Journaling Prompts for Social Anxiety at Work
Navigating office dynamics when you have social anxiety feels like walking through a minefield blindfolded. Every email format, Slack message, and meeting interaction becomes a source of intense scrutiny, leaving you exhausted by the mental gymnastics of trying to appear normal. This hyper-vigilance convinces you that everyone is judging your every move. Getting these fears onto paper acts as a release valve. It allows you to examine the catastrophic predictions your anxiety generates and measure them against the mundane reality of the workplace, reducing the power of imagined judgments.
Journaling Prompts
Write down the social interaction from today that is keeping you awake. What concrete evidence do you have that the other person is actually judging you, rather than just being busy or distracted?

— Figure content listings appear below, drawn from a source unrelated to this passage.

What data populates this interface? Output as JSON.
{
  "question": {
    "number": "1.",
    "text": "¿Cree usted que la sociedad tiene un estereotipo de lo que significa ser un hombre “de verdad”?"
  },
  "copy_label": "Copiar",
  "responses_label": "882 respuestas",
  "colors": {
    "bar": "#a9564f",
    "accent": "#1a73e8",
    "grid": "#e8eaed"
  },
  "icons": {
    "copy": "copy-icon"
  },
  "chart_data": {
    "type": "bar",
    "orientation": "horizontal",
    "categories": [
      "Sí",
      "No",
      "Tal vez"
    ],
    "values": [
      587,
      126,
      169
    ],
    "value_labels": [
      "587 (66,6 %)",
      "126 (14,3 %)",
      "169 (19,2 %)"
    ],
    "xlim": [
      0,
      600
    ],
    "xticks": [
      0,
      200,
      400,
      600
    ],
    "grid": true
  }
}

What is the absolute worst thing that could happen if you stumble over your words in tomorrow's meeting? How would you recover from it in the actual moment?
List three times you thought an interaction went terribly, but it turned out completely fine. How does this pattern apply to your current worry?
Identify the physical sensations of your anxiety at work (e.g., tight chest, racing heart). What is one grounding technique you can use at your desk the moment these start?
If you stopped trying to aggressively manage everyone's perception of you, what is one small, authentic action you would take tomorrow?